Wie bereits dargestellt, ist das Riechsystem der Schleimaale sehr gut ausgebildet und stellt das zentrale Sinnessystem dar. Ein für die meisten Fische typisches Seitenlinienorgan besitzen Schleimaale nicht; in der Kopfregion der Eptatretus-Arten finden sich jedoch Sinnesorgane, die eine ähnliche Funktion besitzen könnten. Die Tentakel tragen zudem Geschmacksknospen und Mechanorezeptoren. Die Augen nehmen wahrscheinlich ausschließlich Helligkeitsunterschiede wahr, weitere Lichtsinneszellen werden in der Haut der Tiere vermutet.

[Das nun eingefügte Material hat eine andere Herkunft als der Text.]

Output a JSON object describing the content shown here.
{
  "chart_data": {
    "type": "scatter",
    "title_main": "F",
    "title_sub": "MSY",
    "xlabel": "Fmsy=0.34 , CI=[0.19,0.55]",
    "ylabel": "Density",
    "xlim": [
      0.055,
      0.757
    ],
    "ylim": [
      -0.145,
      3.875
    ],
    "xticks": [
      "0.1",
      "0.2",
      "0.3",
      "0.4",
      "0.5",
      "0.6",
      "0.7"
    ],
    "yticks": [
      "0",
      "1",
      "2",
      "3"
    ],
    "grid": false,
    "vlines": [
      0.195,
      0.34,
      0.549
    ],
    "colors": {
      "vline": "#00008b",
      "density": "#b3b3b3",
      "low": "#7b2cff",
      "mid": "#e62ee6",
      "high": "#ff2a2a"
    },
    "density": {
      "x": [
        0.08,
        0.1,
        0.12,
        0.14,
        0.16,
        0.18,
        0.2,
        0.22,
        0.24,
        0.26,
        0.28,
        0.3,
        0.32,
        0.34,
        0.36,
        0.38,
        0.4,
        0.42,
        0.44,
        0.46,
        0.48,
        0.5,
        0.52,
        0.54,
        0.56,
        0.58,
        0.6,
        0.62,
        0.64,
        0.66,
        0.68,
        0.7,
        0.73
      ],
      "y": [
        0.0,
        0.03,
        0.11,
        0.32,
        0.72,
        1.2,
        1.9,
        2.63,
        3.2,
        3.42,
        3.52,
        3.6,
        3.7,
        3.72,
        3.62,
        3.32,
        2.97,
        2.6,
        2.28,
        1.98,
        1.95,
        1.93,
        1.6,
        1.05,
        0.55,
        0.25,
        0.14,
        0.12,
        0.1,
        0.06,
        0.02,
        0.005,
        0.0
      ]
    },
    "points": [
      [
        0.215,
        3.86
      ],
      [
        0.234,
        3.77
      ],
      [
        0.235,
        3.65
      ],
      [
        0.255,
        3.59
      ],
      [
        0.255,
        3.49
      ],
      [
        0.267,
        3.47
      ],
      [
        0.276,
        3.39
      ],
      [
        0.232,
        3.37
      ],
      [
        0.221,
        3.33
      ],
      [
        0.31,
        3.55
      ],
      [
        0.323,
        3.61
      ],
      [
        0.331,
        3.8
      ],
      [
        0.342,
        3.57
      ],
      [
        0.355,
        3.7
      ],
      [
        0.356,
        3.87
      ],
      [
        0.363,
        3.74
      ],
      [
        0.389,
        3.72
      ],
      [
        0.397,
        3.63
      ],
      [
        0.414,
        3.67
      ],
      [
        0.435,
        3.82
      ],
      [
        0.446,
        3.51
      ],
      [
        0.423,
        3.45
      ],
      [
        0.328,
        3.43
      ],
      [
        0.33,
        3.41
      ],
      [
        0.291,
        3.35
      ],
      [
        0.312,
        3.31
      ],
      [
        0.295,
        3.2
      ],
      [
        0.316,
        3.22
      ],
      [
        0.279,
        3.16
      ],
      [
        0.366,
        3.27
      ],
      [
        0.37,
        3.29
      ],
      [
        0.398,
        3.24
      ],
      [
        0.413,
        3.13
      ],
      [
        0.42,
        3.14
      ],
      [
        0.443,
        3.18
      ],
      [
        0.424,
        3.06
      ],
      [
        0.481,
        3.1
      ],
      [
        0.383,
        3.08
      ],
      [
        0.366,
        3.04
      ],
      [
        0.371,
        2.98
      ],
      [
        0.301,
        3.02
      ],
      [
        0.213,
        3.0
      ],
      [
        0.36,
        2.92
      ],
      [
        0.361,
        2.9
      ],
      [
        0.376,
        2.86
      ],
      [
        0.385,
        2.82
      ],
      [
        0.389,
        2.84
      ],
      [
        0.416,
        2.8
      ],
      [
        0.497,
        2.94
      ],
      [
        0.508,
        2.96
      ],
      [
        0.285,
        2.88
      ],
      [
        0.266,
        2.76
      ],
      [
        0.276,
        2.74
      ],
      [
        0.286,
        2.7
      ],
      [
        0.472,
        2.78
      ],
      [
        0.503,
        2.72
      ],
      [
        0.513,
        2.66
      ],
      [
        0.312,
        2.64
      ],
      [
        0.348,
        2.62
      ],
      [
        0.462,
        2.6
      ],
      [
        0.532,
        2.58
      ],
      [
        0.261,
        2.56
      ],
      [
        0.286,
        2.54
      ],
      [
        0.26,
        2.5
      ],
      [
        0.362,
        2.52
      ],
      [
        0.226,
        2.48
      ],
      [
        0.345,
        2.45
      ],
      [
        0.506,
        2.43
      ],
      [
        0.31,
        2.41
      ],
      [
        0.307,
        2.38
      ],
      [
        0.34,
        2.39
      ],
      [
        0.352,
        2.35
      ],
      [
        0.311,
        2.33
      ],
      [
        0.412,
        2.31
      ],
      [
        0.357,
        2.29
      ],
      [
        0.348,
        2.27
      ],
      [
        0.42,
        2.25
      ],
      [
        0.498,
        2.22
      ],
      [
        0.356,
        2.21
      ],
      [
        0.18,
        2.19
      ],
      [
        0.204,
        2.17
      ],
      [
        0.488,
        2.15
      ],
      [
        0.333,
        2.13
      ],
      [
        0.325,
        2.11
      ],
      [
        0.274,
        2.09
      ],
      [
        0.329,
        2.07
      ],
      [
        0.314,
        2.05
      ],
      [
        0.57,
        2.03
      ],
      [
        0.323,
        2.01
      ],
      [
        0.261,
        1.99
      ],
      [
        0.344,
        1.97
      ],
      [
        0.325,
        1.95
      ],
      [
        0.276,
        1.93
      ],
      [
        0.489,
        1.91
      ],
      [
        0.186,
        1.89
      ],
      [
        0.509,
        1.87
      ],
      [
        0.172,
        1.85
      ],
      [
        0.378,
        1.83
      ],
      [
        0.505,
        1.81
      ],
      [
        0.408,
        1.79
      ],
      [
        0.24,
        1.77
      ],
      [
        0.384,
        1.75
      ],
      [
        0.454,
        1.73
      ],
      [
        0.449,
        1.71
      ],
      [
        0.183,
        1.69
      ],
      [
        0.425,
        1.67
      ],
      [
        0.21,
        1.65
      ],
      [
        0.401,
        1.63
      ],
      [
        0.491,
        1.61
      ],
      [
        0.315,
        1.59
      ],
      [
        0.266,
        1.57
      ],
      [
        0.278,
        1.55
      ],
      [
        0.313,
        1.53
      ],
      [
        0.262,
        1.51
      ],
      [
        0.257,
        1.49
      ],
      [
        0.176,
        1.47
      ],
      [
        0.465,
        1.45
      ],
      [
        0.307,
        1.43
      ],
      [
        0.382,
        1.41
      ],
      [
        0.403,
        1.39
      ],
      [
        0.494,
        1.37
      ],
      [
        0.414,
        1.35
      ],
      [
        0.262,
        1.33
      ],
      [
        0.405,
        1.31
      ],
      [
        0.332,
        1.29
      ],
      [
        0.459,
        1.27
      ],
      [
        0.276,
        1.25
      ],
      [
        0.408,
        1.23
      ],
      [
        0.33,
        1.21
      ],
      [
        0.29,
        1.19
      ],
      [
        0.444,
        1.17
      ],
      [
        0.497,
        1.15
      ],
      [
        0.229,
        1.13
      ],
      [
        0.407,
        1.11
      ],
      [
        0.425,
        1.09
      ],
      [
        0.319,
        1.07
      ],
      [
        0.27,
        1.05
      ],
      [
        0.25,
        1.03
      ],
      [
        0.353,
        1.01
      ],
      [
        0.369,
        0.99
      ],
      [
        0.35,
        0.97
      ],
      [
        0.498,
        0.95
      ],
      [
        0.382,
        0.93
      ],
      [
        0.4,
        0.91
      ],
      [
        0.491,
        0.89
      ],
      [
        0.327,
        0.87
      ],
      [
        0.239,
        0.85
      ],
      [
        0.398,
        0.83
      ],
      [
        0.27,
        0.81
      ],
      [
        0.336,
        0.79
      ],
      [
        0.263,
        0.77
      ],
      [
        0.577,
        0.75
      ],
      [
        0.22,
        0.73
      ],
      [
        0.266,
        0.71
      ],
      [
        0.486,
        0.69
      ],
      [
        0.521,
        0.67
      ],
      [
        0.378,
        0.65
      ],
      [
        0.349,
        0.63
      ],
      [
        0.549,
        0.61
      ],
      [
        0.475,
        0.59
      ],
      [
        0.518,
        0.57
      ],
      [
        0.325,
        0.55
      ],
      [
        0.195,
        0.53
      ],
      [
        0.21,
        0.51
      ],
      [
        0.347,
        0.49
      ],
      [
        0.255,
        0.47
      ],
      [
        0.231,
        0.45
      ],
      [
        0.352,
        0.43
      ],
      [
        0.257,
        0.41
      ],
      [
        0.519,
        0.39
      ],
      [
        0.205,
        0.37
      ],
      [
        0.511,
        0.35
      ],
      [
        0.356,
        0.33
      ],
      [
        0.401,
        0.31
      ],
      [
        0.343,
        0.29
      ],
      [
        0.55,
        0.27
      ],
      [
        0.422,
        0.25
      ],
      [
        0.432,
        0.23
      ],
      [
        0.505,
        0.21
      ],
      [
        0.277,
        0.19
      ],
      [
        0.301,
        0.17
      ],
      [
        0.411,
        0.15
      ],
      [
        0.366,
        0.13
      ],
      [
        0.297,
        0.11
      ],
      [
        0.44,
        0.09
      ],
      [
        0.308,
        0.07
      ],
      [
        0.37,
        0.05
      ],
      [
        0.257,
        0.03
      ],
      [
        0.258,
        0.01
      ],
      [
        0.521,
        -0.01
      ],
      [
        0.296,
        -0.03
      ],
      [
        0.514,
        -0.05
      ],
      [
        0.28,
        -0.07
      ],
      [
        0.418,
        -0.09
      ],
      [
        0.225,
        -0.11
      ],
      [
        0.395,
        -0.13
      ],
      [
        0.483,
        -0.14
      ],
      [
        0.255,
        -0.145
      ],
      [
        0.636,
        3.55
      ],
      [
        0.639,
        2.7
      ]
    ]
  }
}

Die Atmung erfolgt über Kiemen, deren Kiemenspalten in Kiementaschen enden. Bei den Myxinidae führen die Kiemenspalten alle zu einer einzigen Öffnung, während sie bei den Eptatretinae einzeln nach außen münden. Der Wasserstrom des Atemwassers entsteht durch Muskelkontraktion von der Nasenöffnung über den vorderen Darm (Kiemendarm) und durch die Kiementaschen nach außen. Das Blutgefäßsystem besteht vor allem aus einem muskulösen Herzen mit deutlicher Trennung in eine Hauptkammer (Ventrikel) und eine Vorkammer (Atrium). Dieses liegt hinter den Kiemen und pumpt das Blut in die Aorta ventralis (Bauchaorta), von der aus es über die Kiementaschen mit Sauerstoff versorgt wird und in die Aorta dorsalis (Rückenaorta) übergeht. Über weitere Arterien werden alle Körperregionen versorgt, über Venen gelangt das Blut zurück ins Herz. Die Pumpleistung des Herzens wird von einer Reihe kleinerer, muskulöser Bereiche unterstützt (Kardinal-, Caudal- und Portalherzen).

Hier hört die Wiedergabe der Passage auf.